Город и псы - стр. 48
– Добг'ый вечег, Извините, пожалуйста, за беспокойство – начал он с общепринятой, в таких случаях, стандартной фразы, неожиданно перейдя на мягкое грассирование, – Я – Шульман Евгений Моисеевич. Видите ли, мне, как пг'едставителю тг'удового коллектива, пог'учили узнать, за что и на какой сг'ок задег'жана наша сотг'удница Маг'гаг'ита Мухина? Её забг'али ещё утг'ом, пг'ямо из столовой.
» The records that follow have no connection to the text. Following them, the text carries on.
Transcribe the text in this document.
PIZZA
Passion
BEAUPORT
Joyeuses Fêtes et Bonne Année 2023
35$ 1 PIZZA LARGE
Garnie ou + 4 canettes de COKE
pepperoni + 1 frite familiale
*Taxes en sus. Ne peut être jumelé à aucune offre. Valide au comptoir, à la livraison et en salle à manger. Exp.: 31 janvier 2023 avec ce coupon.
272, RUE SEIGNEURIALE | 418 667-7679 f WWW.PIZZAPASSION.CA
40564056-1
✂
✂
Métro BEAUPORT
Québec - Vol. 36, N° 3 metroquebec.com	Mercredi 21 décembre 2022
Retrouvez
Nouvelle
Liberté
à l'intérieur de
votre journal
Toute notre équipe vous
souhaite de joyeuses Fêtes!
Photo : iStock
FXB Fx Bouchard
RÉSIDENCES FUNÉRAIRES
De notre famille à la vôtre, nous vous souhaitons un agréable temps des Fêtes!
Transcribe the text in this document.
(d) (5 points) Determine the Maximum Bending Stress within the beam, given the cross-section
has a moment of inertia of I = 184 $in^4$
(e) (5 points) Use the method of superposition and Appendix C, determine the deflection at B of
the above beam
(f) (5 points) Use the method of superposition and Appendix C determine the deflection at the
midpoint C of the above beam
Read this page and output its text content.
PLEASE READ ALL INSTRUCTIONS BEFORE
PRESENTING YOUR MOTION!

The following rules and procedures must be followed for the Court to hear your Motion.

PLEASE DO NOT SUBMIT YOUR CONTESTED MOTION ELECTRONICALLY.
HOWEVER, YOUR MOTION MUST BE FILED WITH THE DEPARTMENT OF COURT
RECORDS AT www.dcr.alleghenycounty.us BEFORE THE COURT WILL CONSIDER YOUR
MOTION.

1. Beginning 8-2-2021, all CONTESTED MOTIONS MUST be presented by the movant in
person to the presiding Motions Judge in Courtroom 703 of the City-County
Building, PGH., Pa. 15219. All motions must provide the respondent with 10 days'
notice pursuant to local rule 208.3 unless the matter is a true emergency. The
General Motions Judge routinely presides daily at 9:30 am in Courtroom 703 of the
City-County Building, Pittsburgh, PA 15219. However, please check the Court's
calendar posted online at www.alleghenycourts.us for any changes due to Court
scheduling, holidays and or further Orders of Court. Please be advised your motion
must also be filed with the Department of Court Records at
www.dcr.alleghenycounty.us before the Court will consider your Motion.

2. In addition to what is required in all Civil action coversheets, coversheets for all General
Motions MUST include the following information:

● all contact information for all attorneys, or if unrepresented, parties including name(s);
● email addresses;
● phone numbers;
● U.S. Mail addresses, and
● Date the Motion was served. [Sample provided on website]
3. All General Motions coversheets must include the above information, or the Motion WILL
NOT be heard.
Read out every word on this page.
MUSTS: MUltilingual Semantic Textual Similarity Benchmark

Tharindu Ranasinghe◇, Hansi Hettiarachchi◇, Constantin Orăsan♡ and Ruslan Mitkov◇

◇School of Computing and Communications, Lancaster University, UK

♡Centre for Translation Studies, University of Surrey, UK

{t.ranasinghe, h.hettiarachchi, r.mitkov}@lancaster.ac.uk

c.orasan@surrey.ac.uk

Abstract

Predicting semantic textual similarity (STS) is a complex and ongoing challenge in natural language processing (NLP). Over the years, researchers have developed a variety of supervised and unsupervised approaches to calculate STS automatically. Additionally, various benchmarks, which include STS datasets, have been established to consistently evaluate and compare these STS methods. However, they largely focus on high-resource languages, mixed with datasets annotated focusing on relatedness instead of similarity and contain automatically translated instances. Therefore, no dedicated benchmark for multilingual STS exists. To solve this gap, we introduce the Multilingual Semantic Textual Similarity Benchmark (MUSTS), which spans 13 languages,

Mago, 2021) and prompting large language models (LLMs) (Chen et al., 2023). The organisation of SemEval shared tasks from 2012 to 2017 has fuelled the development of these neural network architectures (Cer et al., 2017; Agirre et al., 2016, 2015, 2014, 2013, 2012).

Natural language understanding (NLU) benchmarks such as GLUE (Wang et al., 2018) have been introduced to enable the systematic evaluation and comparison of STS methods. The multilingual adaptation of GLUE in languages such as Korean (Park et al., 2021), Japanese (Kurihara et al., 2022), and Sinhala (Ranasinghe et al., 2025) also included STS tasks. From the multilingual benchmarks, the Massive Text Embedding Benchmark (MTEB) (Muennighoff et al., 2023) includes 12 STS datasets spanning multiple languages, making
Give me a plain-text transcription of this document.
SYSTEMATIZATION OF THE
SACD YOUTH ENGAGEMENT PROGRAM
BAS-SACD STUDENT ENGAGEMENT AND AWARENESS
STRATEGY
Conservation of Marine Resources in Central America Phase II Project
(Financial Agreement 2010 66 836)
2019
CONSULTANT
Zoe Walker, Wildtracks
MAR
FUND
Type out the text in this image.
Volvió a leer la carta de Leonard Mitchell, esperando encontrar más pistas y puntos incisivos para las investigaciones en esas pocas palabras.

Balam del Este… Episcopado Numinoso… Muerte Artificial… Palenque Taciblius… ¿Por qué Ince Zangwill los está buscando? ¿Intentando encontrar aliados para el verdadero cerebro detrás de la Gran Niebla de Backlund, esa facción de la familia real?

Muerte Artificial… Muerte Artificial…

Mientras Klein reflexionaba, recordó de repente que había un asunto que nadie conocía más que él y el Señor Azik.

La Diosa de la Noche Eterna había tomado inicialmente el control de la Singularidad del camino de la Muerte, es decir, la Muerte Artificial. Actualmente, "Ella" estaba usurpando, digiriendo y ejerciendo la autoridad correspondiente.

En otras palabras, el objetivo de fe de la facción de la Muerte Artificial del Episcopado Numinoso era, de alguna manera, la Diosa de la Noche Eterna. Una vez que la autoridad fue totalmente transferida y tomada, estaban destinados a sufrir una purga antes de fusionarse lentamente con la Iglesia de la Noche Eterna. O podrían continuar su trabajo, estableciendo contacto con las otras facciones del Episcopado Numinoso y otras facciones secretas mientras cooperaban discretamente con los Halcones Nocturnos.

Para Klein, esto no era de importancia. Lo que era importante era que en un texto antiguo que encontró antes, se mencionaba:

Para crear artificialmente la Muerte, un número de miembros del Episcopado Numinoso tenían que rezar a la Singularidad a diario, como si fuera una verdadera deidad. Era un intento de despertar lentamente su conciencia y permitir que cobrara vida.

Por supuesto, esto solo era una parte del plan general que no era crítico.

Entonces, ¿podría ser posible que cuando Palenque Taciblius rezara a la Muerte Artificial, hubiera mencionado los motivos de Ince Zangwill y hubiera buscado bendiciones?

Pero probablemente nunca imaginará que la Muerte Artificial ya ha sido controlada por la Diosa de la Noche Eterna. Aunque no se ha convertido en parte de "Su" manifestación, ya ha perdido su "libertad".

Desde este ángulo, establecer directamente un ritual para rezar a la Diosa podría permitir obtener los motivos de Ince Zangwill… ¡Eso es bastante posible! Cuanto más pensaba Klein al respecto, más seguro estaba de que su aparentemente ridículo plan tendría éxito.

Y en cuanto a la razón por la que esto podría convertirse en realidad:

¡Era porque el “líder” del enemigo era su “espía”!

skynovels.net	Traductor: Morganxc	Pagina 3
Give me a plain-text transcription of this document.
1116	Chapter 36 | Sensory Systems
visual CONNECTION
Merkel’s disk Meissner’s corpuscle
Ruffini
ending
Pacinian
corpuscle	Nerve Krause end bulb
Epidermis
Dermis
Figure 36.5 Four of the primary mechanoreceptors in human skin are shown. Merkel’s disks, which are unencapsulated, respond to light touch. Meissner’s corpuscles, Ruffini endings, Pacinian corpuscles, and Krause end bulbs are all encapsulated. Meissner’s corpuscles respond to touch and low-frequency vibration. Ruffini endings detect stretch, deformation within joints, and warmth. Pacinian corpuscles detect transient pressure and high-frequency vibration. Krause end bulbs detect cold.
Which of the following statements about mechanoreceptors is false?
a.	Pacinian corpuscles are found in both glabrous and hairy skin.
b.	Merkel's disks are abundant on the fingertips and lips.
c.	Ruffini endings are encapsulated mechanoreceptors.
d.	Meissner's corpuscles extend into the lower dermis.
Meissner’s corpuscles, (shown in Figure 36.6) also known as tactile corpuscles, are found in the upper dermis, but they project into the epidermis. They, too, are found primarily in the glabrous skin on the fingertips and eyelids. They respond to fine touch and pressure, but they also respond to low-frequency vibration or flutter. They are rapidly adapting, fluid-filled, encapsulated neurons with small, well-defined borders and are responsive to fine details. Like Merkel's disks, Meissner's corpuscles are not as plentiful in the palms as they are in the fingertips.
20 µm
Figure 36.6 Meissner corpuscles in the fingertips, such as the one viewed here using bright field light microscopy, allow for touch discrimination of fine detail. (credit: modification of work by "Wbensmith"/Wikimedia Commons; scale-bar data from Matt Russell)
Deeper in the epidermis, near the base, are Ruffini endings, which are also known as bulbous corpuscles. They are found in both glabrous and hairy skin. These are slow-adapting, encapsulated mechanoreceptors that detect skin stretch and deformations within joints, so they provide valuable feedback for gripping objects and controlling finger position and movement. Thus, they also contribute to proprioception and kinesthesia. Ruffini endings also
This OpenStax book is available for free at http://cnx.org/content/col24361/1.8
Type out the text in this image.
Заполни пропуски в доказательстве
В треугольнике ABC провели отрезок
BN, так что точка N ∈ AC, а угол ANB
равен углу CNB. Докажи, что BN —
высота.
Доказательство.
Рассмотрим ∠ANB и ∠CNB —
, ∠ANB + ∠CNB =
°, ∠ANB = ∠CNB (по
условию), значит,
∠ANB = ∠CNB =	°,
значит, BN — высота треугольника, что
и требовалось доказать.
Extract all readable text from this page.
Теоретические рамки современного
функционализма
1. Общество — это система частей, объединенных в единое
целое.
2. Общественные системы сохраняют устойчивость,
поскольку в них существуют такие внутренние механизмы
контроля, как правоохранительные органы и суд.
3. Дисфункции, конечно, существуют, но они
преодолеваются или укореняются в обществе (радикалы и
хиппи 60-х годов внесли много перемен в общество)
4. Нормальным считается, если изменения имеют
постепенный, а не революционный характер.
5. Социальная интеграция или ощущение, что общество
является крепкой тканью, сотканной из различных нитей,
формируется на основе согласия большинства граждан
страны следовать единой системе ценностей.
Коллектив, знаете ли, волнуется.
– Ну, на какой срок, – это суд решит, – усмехнулся лейтенант, весьма довольный своим ответом.
– А то, ведь, понимаете, товаг'ищ лейтенант, у нас там совсем некому г'аботать, – словно, не слыша его реплики, продолжал Ронин.
– У нас, это у кого?
– У нас, – это в пятой муниципальной столовой, – как можно простодушнее отвечал Ронин, – людей же ког'мить надо.
– А Вы кто, повар? – снова усмехнулся дежурный офицер.
– Нет, что Вы, я бухгалтег, – непринуждённо ответил Ронин, внутренне удивляясь своей импровизированной наглости и внезапно проснувшимся актёрским способностям. – Если всё обойдётся, – ей-богу, пойду в театральный, – успел он усмехнуться про себя.
– Бухгалтер, милый мой бухгалтер, – промурлыкал «блаженный» слова старого шлягера, – и внушительным тоном произнёс. – У нас же здесь не справочное бюро, товарищ. Сделайте запрос, – получите ответ. – И, скривив рот в улыбке, добавил, – А на повара, Вы, если честно, больше похожи. Правда!
– Ну, я пг'ошу Вас, пожалуйста! Ну, что Вам стоит… С меня же потом коллеги спг'осят, – продолжал канючить Сергей, изо всех сил изображая на своём лице умоляющий, страдальческий вид несчастного интеллигента.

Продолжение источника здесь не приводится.